Le Christ Roi

Philippe de Champaigne, Ecce Homo, Musée des Beaux Arts de Nancy

Vendredi, nous avions la journée annuelle des prêtres du diocèse. Nous nous sommes d’abord rassemblés à Notre-Dame, dans le vaste espace du chœur. On a célébré la messe de « Sainte Marie, cause de notre joie. »Puis ce fut la vénération de la Couronne d’Épines. Le geste avait la signification d’une pénitence et d’une supplication. Nous passions un par un,en silence.

Comme nous retirions nos aubes, un confrère me disait : « Cette Couronne, quelle dérision ! » Je le sentais profondément touché.

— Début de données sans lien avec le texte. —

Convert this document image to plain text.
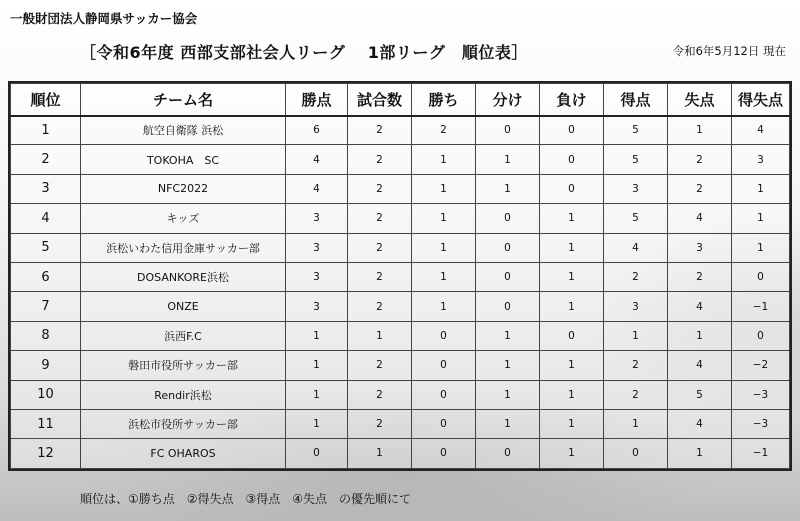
一般財団法人静岡県サッカー協会
［令和6年度 西部支部社会人リーグ　 1部リーグ　順位表］	令和6年5月12日 現在
順位	チーム名	勝点	試合数	勝ち	分け	負け	得点	失点	得失点
1	航空自衛隊 浜松	6	2	2	0	0	5	1	4
2	TOKOHA　SC	4	2	1	1	0	5	2	3
3	NFC2022	4	2	1	1	0	3	2	1
4	キッズ	3	2	1	0	1	5	4	1
5	浜松いわた信用金庫サッカー部	3	2	1	0	1	4	3	1
6	DOSANKORE浜松	3	2	1	0	1	2	2	0
7	ONZE	3	2	1	0	1	3	4	−1
8	浜西F.C	1	1	0	1	0	1	1	0
9	磐田市役所サッカー部	1	2	0	1	1	2	4	−2
10	Rendir浜松	1	2	0	1	1	2	5	−3
11	浜松市役所サッカー部	1	2	0	1	1	1	4	−3
12	FC OHAROS	0	1	0	0	1	0	1	−1
順位は、①勝ち点　②得失点　③得点　④失点　の優先順にて
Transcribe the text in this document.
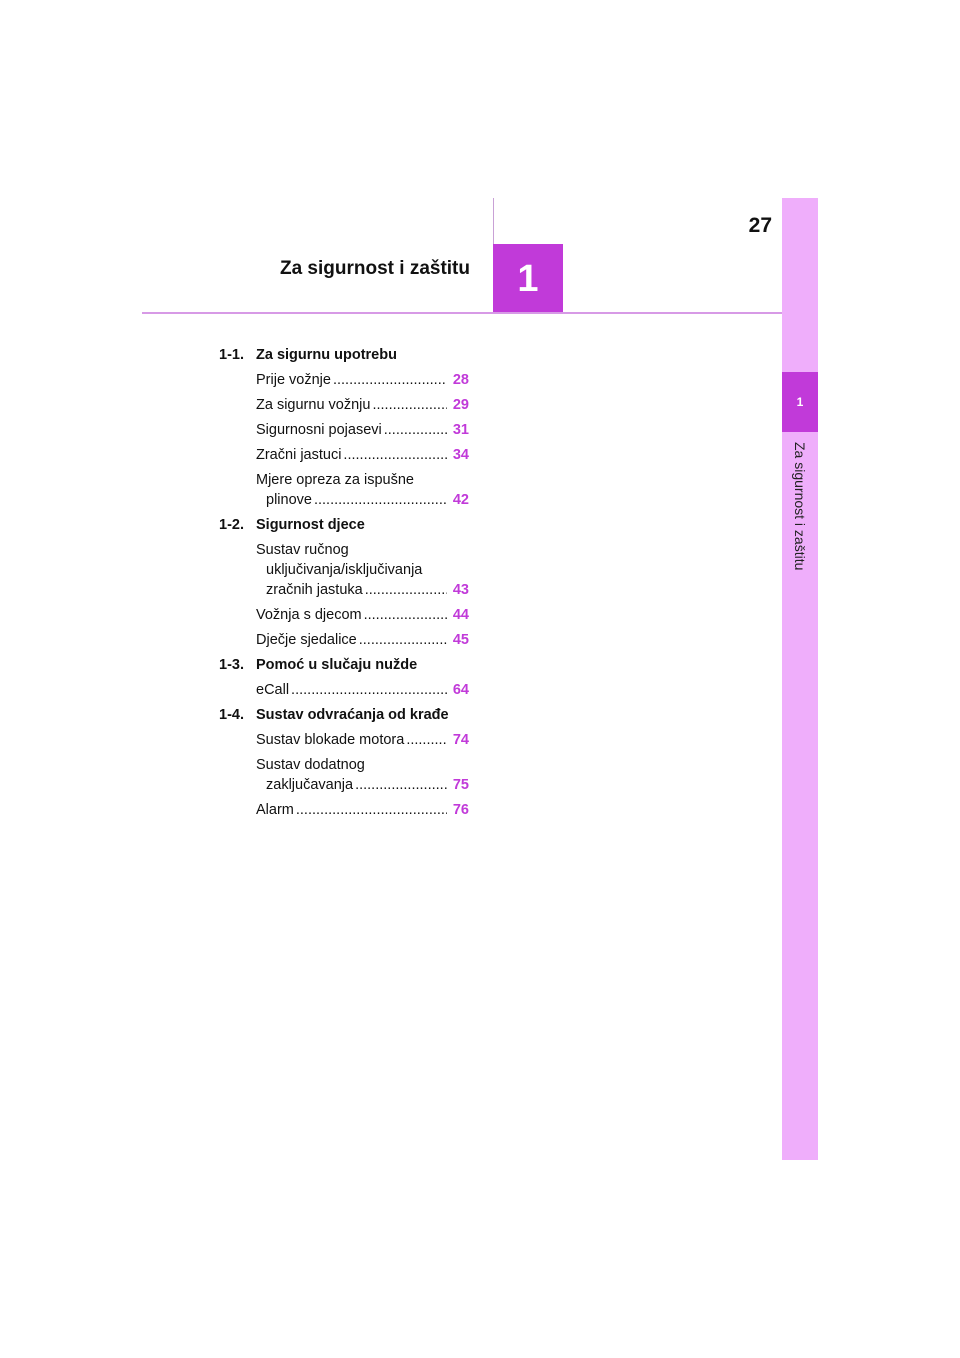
27
1
Za sigurnost i zaštitu
1
Za sigurnost i zaštitu
1-1. Za sigurnu upotrebu
Prije vožnje .....	28
Za sigurnu vožnju .....	29
Sigurnosni pojasevi .....	31
Zračni jastuci .....	34
Mjere opreza za ispušne
plinove .....	42
1-2. Sigurnost djece
Sustav ručnog
uključivanja/isključivanja
zračnih jastuka .....	43
Vožnja s djecom .....	44
Dječje sjedalice .....	45
1-3. Pomoć u slučaju nužde
eCall .....	64
1-4. Sustav odvraćanja od krađe
Sustav blokade motora .....	74
Sustav dodatnog
zaključavanja .....	75
Alarm .....	76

J’ai repensé à ces mots d’un cantique : « Jésus, messie humilié ». On attendait un nouveau David, glorieux et adulé comme il l’avait été. Jésus fut ce condamné que tous abandonnent et dont on peut s’amuser sans retenue.

Ce dimanche, nous fêtons le Christ Roi. Je sais que cette fête peut sembler excessive et prétentieuse, mais nous devons choisir notre camp.

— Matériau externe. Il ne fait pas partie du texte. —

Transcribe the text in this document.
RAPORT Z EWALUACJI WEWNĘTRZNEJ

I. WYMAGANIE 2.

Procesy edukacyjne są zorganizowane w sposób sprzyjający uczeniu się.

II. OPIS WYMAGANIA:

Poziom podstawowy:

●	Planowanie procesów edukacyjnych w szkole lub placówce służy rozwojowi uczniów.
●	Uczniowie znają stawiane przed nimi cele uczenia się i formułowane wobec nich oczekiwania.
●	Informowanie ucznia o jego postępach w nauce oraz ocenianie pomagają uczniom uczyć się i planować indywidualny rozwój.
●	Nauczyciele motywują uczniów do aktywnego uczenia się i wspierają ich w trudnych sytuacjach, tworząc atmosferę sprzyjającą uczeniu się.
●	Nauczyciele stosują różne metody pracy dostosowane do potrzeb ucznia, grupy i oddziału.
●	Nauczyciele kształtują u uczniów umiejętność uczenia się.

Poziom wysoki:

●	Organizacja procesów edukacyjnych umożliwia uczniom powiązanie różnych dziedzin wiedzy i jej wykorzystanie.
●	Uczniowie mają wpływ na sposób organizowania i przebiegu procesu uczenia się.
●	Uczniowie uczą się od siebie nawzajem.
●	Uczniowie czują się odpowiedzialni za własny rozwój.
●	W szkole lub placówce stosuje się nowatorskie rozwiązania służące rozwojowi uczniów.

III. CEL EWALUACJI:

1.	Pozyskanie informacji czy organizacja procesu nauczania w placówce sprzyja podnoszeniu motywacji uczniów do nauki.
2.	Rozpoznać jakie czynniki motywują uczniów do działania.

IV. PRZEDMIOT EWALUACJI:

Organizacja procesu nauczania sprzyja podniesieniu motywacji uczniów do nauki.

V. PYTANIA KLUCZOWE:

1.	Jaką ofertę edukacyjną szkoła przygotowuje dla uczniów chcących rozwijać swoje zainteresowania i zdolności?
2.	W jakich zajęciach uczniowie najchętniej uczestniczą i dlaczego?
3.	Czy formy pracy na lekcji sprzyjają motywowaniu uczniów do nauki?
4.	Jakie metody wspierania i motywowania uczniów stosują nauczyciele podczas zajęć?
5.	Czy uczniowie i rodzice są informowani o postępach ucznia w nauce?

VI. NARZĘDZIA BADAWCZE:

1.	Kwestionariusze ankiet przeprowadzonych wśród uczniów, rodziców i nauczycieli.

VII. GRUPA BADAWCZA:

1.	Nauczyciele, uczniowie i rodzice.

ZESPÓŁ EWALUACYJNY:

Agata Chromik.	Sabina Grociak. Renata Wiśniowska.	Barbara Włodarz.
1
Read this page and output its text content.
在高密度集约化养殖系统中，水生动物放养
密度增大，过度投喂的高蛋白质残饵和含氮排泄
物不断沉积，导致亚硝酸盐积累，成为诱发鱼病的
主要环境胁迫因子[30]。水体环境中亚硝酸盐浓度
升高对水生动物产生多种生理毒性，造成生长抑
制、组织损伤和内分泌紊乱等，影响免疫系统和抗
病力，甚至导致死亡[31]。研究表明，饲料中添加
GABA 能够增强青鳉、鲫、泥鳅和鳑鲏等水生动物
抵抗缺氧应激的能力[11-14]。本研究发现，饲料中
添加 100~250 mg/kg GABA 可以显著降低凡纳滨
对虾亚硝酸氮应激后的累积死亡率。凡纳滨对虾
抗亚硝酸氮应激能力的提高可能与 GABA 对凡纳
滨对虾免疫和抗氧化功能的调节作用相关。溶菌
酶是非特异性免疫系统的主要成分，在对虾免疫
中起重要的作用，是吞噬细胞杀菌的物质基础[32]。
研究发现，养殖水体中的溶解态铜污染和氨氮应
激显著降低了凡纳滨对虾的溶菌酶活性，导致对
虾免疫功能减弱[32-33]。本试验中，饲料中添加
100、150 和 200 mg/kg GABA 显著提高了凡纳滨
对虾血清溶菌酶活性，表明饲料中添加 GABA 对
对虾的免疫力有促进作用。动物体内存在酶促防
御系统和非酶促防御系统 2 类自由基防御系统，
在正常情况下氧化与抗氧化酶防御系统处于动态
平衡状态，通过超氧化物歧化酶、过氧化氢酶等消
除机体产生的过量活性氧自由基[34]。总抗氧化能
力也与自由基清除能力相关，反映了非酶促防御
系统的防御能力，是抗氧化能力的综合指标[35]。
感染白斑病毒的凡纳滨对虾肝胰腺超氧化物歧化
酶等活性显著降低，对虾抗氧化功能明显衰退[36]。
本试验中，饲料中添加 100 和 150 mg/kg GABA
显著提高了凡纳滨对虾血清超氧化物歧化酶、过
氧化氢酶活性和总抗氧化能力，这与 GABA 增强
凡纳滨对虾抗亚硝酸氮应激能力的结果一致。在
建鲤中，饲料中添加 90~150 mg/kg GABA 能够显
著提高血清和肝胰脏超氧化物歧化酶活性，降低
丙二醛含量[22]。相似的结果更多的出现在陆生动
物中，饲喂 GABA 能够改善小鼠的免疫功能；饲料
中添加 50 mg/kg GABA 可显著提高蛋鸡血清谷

La foule criait : « Crucifie-le ! » Question de Pilate : « Vais-je crucifier votre roi ? » Venant de chefs Juifs, la réponse aurait pu être : « Nous n’avons pas d’autre roi que Dieu. » Elle fut une apostasie : « Nous n’avons pas d’autre roi que César. » (Jn 19,15)

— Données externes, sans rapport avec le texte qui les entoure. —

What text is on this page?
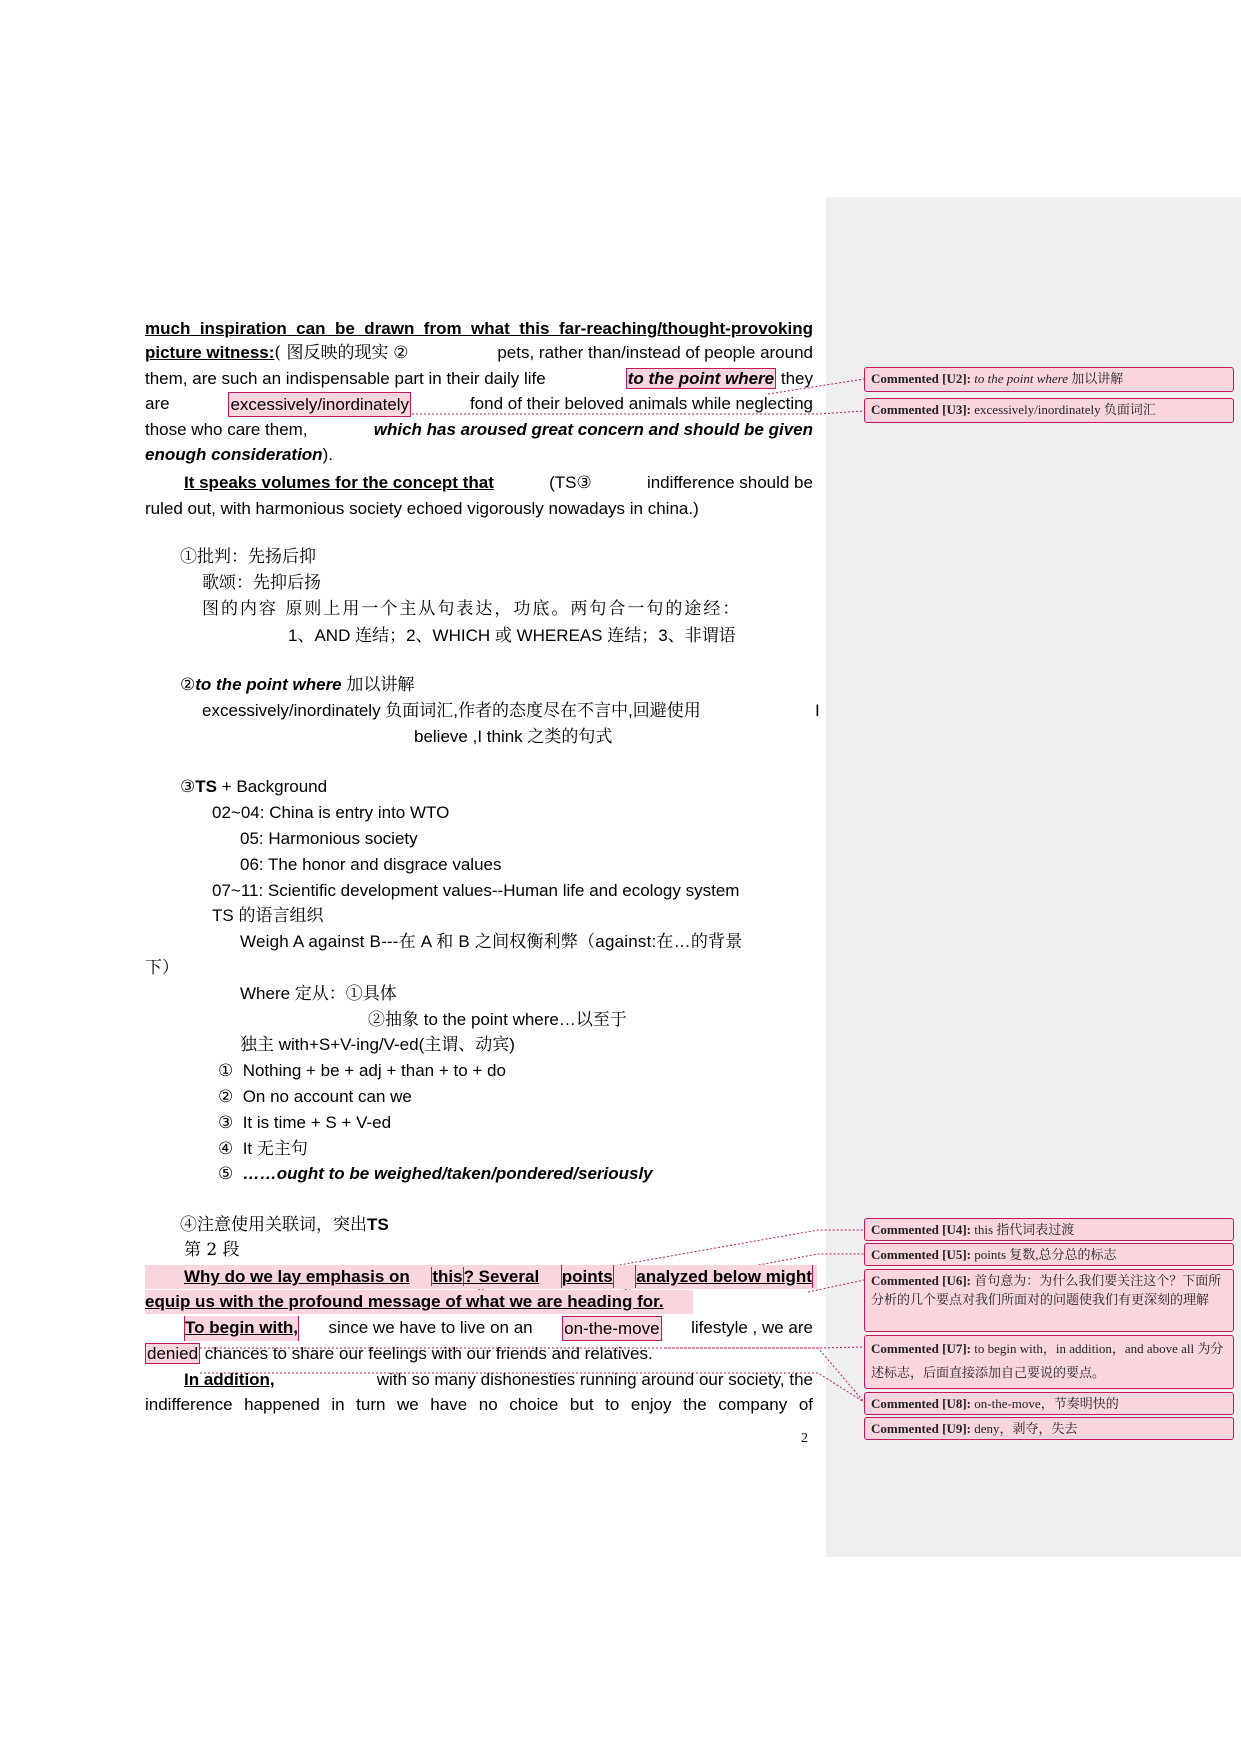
much inspiration can be drawn from what this far-reaching/thought-provoking
picture witness:( 图反映的现实 ②	pets, rather than/instead of people around
them, are such an indispensable part in their daily life	to the point where they
are	excessively/inordinately	fond of their beloved animals while neglecting
those who care them,	which has aroused great concern and should be given
enough consideration).
It speaks volumes for the concept that	(TS③	indifference should be
ruled out, with harmonious society echoed vigorously nowadays in china.)
①批判：先扬后抑
歌颂：先抑后扬
图的内容 原则上用一个主从句表达，功底。两句合一句的途经：
1、AND 连结；2、WHICH 或 WHEREAS 连结；3、非谓语
②to the point where 加以讲解
excessively/inordinately 负面词汇,作者的态度尽在不言中,回避使用	I
believe ,I think 之类的句式
③TS + Background
02~04: China is entry into WTO
05: Harmonious society
06: The honor and disgrace values
07~11: Scientific development values--Human life and ecology system
TS 的语言组织
Weigh A against B---在 A 和 B 之间权衡利弊（against:在…的背景
下）
Where 定从：①具体
②抽象 to the point where…以至于
独主 with+S+V-ing/V-ed(主谓、动宾)
① Nothing + be + adj + than + to + do
② On no account can we
③ It is time + S + V-ed
④ It 无主句
⑤ ……ought to be weighed/taken/pondered/seriously
④注意使用关联词，突出TS
第 2 段
Why do we lay emphasis on this? Several points analyzed below might
equip us with the profound message of what we are heading for.
To begin with, since we have to live on an on-the-move lifestyle , we are
denied chances to share our feelings with our friends and relatives.
In addition,	with so many dishonesties running around our society, the
indifference happened in turn we have no choice but to enjoy the company of
2
Commented [U2]: to the point where 加以讲解
Commented [U3]: excessively/inordinately 负面词汇
Commented [U4]: this 指代词表过渡
Commented [U5]: points 复数,总分总的标志
Commented [U6]: 首句意为：为什么我们要关注这个？下面所分析的几个要点对我们所面对的问题使我们有更深刻的理解
Commented [U7]: to begin with，in addition，and above all 为分述标志，后面直接添加自己要说的要点。
Commented [U8]: on-the-move，节奏明快的
Commented [U9]: deny，剥夺，失去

Quelques heures plus tôt, une jeune servante avait interrogé Pierre : « N’es-tu pas l’un de ses disciples ? » Réponse : « Non, je ne le suis pas ! » (Jn 18,25).

Fêter le Christ Roi, ce n’est pas se complaire dans des nostalgies de théocratie, c’est lier son sort à celui que l’on couronna pour s’amuser de lui et mieux le gifler ensuite.

Pourquoi opter pour lui ? Pourquoi lui faire hommage ? Sa royauté « n’est pas de ce monde », comme il le précisa à Pilate. Son mystère et sa gloire transcendent toutes les images et les notions par lesquels nous voulons les exprimer. Mais, oui, il est notre Roi. Notre hommage est pour nous une double exigence de justice et d’amour.

De justice, parce qu’il était l’innocent par excellence et parce qu’il fut victime. Un des mérites de notre époque est que l’on comprend enfin que rien n’est plus insupportable que la souffrance méconnue des innocents.

D’amour parce qu’il a fait de nous ses amis, parce que nous ressentons profondément qu’il est infiniment digne d’être aimé, parce que sa beauté divine nous éblouit, parce qu’il est l’amour même.